A phishing campaign targeting customers of PrivatBank, Ukraine’s largest state-owned financial institution, has been uncovered by cybersecurity analysts from CloudSEK. The financially motivated threat group UAC-0006 is behind this latest attack, utilizing password-protected archives containing malicious JavaScript, VBScript, or LNK files to avoid detection.
Since November 2024, UAC-0006 has been using payment-themed phishing lures to trick users into clicking on malicious email attachments disguised as invoices. These attachments contain JavaScript and VBScript files that execute PowerShell commands, as well as SmokeLoader malware for command-and-control communication. These tactics allow the threat actors to gain unauthorized access, execute payloads, and maintain control over compromised systems.
In the most recent attack, the phishing email includes a password-protected ZIP or RAR file. When the file is opened, the extracted JavaScript or VBScript file triggers a series of processes that inject malicious code into legitimate Windows binaries.
Recent forensic analysis has revealed that UAC-0006 has incorporated LNK files as a new attack vector, similar to techniques previously attributed to the Russian APT group FIN7. This tactical evolution suggests a connection with EmpireMonkey and Carbanak, both infamous for financial cybercrime. The group’s use of PowerShell, process injection, and non-standard command-and-control communication aligns with their established modus operandi.
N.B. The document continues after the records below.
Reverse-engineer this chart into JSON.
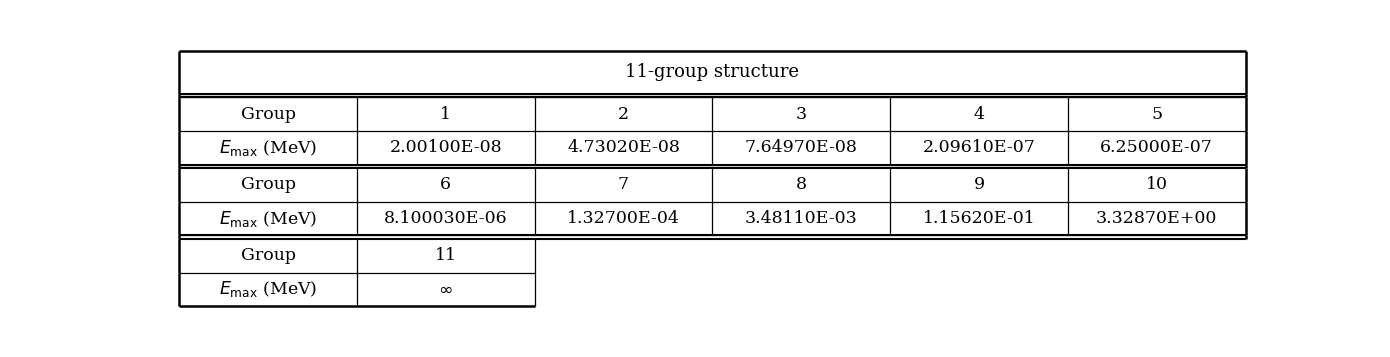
{
  "title": "11-group structure",
  "row1_labels": [
    "Group",
    "1",
    "2",
    "3",
    "4",
    "5"
  ],
  "row2_labels": [
    "$E_{\\mathrm{max}}$ (MeV)",
    "2.00100E-08",
    "4.73020E-08",
    "7.64970E-08",
    "2.09610E-07",
    "6.25000E-07"
  ],
  "row3_labels": [
    "Group",
    "6",
    "7",
    "8",
    "9",
    "10"
  ],
  "row4_labels": [
    "$E_{\\mathrm{max}}$ (MeV)",
    "8.100030E-06",
    "1.32700E-04",
    "3.48110E-03",
    "1.15620E-01",
    "3.32870E+00"
  ],
  "row5_labels": [
    "Group",
    "11"
  ],
  "row6_labels": [
    "$E_{\\mathrm{max}}$ (MeV)",
    "$\\infty$"
  ],
  "bg_color": "#ffffff",
  "text_color": "#000000",
  "fontsize": 12.5
}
Phishing campaigns like this present numerous risks, including data compromise, credential theft, and financial fraud. Stolen information can be exploited or sold on the dark web, while unauthorized access to banking and corporate accounts can lead to further security breaches. Moreover, entities impersonated in phishing emails, such as PrivatBank, may suffer reputational damage, increasing downstream risks within the supply chain.
To combat these threats, cybersecurity experts recommend blocking malicious indicators associated with UAC-0006, providing security awareness training to employees to identify phishing attempts, and establishing incident response protocols to detect and mitigate attacks promptly.
The ongoing evolution of UAC-0006 highlights the increasing sophistication of financially motivated cybercrime groups. It underscores the importance of remaining vigilant, implementing proactive defense strategies, and raising user awareness to effectively counter these threats.